Look at Arnie's biceps - they're quite different. The right one - his fav, it's featured in every photo - has a nice high peak, while the left one is longer and relatively flatter. If there was a way to change it, he would.


Lifter's Lounge - Ensam - 11-01-2014

Got a weird popping feeling in my abs while doing bent over rows yesterday. No pain but it felt weird. The weight was a little lower than I usually use so I dunno what was going on. Gonna take a week off and play it safe.


Lifter's Lounge - aeroektar - 11-01-2014

Hey guys, lately ( last week or 2 ) after each set of dips, when I put my feet on the ground and take the tension/load off my Tris/chest I feel a very brief shooting pain through my right pec, its the only time I feel the pain, the exercise itself feels fine, its only that split second ending the set.

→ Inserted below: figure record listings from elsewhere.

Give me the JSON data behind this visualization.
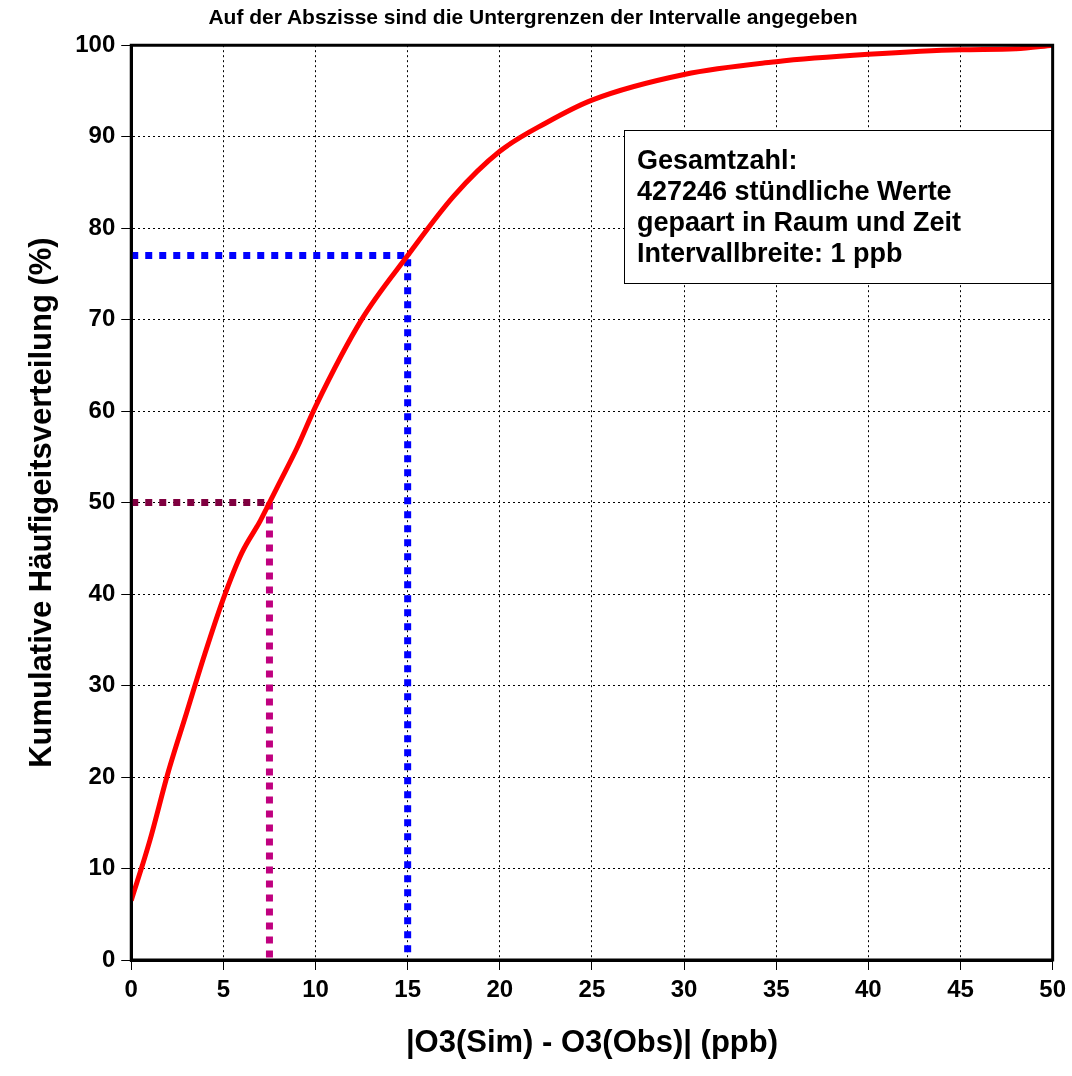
{
  "chart_data": {
    "type": "line",
    "title": "Auf der Abszisse sind die Untergrenzen der Intervalle angegeben",
    "xlabel": "|O3(Sim) - O3(Obs)| (ppb)",
    "ylabel": "Kumulative Häufigeitsverteilung (%)",
    "xlim": [
      0,
      50
    ],
    "ylim": [
      0,
      100
    ],
    "xticks": [
      0,
      5,
      10,
      15,
      20,
      25,
      30,
      35,
      40,
      45,
      50
    ],
    "yticks": [
      0,
      10,
      20,
      30,
      40,
      50,
      60,
      70,
      80,
      90,
      100
    ],
    "grid": true,
    "legend": false,
    "marker": "none",
    "annotations": [
      "Gesamtzahl:\n427246 stündliche Werte\ngepaart in Raum und Zeit\nIntervallbreite: 1 ppb"
    ],
    "series": [
      {
        "color": "#ff0000",
        "line_style": "solid",
        "x": [
          0,
          1,
          2,
          3,
          4,
          5,
          6,
          7,
          7.5,
          8,
          9,
          10,
          12.5,
          15,
          17.5,
          20,
          22.5,
          25,
          30,
          35,
          40,
          45,
          48,
          50
        ],
        "values": [
          6.5,
          13,
          20.5,
          27,
          33.5,
          39.5,
          44.5,
          48,
          50,
          52,
          56,
          60.5,
          70,
          77,
          83.5,
          88.4,
          91.5,
          94,
          96.8,
          98.2,
          99,
          99.5,
          99.6,
          100
        ]
      },
      {
        "color": "#0000ff",
        "line_style": "dotted",
        "x": [
          0,
          15,
          15
        ],
        "values": [
          77,
          77,
          0
        ]
      },
      {
        "color": "#800040",
        "line_style": "dotted",
        "x": [
          0,
          7.5
        ],
        "values": [
          50,
          50
        ]
      },
      {
        "color": "#c0007f",
        "line_style": "dotted",
        "x": [
          7.5,
          7.5
        ],
        "values": [
          50,
          0
        ]
      }
    ]
  }
}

Does this sound like tendonitis or maybe a slight tear? I do dips 3 times a week, 4 sets of 7, I add a rep every week, does it sound like I'm overdoing it?


Lifter's Lounge - redbeard - 11-01-2014

Quote: (11-01-2014 01:27 PM)aeroektar Wrote:  

Hey guys, lately ( last week or 2 ) after each set of dips, when I put my feet on the ground and take the tension/load off my Tris/chest I feel a very brief shooting pain through my right pec, its the only time I feel the pain, the exercise itself feels fine, its only that split second ending the set. Does this sound like tendonitis or maybe a slight tear? I do dips 3 times a week, 4 sets of 7, I add a rep every week, does it sound like I'm overdoing it?

Does it hurt when you do other chest exercises? Push-ups?

I'd suggest de-loading a bit, maybe switching to 6 sets of 5 or something to get some volume work in.

Also a goal like "one rep added every week" is nice for silly programs like 100 pushups but you really have to understand your body and see when it's time to "pump the brakes." Think about doing a few weeks at your current rep range until you feel like you can beast out the next level.


Lifter's Lounge - aeroektar - 11-01-2014

I also do weighted pushups and feel no pain at all. And its not like I'm struggling and compromising form (I feel very comfortable doing the exercise, it feels great) to do 7 reps, I usually go to failure on the last set and can get to 9-10 reps. Like I said its only at the end I feel the pain. I think what I'll do is one more week and then take a week off from everything to let my body recover.


Lifter's Lounge - redbeard - 11-01-2014

How about one week of just pushups? I started having a slight tweak in my neck from doing pullups. Took a week off and now it's fine. Sometimes there are small parts of your body that are lagging behind...and just need time to catch up.